I was in London this week with work and I bought this for something to read.
F^ck me. Don't read it unless you''re in a sound state of mind or you'll be liable to throw yourself out of the nearest window or under a bus. Incredibly well written but so bleak. I've read many 'dark' books but nothing as bleak as this.
The book is set some years after an unnamed catastrophe. Probably 8-10 years. The only clue to the disaster is a memory of the man (never named) where there were several concussions and a glow in the sky and the power went off. It seems he knew what had happened because he fills the bath for water but he never says.
What ever the cause was the effect was that everything dies apart from some surviving humans. All plants are dead, all the animals are dead, all the fish are dead, all the insects are dead. the landscape is nothing but dead scrub and ash from the dead trees burning. It's getting colder (nuclear winter?) so the man takes the child south on the road.
The only others on the road are other nomadic humans and roving gangs of cannibals. McCarthy details in gruesomely practical terms how these people survive.

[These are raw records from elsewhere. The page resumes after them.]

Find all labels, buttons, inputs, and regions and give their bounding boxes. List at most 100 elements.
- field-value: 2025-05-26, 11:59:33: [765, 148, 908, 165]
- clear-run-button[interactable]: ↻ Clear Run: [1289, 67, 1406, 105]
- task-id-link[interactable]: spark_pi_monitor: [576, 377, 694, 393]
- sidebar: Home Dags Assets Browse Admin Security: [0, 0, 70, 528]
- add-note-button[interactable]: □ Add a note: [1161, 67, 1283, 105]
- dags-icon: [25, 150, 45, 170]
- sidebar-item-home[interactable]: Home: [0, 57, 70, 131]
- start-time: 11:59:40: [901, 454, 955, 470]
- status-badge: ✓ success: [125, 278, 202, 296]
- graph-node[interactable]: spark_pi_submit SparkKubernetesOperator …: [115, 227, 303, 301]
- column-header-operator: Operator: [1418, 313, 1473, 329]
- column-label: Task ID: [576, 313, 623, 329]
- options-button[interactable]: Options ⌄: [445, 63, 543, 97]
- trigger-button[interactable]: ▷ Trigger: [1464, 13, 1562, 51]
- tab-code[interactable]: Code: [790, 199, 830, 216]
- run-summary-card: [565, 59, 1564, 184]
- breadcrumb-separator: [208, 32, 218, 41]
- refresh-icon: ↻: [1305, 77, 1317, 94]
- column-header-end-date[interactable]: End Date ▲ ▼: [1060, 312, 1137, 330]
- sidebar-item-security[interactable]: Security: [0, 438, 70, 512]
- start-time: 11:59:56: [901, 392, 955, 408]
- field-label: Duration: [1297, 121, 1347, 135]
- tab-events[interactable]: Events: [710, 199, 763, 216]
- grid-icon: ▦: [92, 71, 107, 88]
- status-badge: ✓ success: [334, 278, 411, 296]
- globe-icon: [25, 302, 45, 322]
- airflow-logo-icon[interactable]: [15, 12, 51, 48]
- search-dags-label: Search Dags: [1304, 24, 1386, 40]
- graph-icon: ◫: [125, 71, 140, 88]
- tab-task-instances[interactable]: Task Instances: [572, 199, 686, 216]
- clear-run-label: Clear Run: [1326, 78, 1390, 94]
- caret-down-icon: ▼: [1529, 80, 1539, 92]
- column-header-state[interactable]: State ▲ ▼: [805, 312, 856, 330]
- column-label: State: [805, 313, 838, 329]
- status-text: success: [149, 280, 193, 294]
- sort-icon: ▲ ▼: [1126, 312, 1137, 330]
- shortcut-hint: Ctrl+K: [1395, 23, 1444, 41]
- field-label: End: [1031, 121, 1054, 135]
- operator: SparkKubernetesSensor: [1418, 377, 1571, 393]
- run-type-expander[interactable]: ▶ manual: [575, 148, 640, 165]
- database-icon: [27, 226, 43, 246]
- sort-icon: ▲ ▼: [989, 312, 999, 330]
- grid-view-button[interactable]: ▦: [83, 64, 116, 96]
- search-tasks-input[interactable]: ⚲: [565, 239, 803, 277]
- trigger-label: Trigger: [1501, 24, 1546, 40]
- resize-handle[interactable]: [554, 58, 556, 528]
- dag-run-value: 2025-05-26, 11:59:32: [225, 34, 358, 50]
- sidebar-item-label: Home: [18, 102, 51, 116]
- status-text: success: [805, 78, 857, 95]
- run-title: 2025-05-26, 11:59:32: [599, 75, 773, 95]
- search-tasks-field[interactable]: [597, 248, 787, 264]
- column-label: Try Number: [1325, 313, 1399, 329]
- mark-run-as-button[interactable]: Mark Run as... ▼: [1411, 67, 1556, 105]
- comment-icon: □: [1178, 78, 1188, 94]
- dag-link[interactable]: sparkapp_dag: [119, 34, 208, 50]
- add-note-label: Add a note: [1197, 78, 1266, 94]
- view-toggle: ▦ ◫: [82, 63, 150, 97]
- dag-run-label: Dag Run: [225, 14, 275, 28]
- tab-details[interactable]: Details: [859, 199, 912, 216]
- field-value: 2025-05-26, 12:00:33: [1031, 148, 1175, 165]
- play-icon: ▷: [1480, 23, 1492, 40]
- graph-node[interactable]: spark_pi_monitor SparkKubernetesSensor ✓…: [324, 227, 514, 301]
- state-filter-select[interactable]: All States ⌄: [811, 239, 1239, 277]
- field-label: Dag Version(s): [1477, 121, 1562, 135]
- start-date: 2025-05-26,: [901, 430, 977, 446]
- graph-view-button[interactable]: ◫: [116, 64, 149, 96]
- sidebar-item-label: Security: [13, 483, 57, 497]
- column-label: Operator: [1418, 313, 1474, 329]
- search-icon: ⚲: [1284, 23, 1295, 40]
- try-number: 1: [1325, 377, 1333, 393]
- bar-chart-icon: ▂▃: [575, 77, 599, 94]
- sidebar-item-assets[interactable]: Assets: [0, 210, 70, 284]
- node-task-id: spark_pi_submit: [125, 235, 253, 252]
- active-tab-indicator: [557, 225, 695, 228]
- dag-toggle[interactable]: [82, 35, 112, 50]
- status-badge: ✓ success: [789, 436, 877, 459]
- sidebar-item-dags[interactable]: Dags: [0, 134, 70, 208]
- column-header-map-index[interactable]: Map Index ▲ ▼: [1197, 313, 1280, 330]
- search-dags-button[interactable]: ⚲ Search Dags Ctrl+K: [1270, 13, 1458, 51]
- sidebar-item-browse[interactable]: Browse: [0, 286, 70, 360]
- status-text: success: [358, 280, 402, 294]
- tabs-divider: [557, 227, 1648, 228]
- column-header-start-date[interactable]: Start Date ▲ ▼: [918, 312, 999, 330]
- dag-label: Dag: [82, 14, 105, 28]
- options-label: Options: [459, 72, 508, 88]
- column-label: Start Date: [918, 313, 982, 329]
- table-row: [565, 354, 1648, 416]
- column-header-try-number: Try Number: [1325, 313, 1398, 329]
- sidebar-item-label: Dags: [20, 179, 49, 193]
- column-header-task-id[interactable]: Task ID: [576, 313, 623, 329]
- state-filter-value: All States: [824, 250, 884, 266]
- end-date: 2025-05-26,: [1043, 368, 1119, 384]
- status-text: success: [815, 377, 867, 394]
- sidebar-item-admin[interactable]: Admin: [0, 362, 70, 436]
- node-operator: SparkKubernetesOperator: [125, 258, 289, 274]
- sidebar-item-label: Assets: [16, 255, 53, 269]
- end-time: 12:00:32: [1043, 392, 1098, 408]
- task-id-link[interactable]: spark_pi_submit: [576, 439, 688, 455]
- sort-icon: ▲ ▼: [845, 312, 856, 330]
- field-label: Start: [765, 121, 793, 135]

There isn't much to the story, it's the man and his boy surviving on the road. It isn't stated in the story but you know in the end everyone will die and the man and the boy's journey is ultimately futile, but that doesn't matter.
It's a book that really sticks in your head. How the apocalypse really would be. Not a flash and a bang Hollywood style but a long drawn out suffering death over decades.
I've not seen the film, and I do want to see it but after reading the book I wouldn't look forward to it, if that makes sense.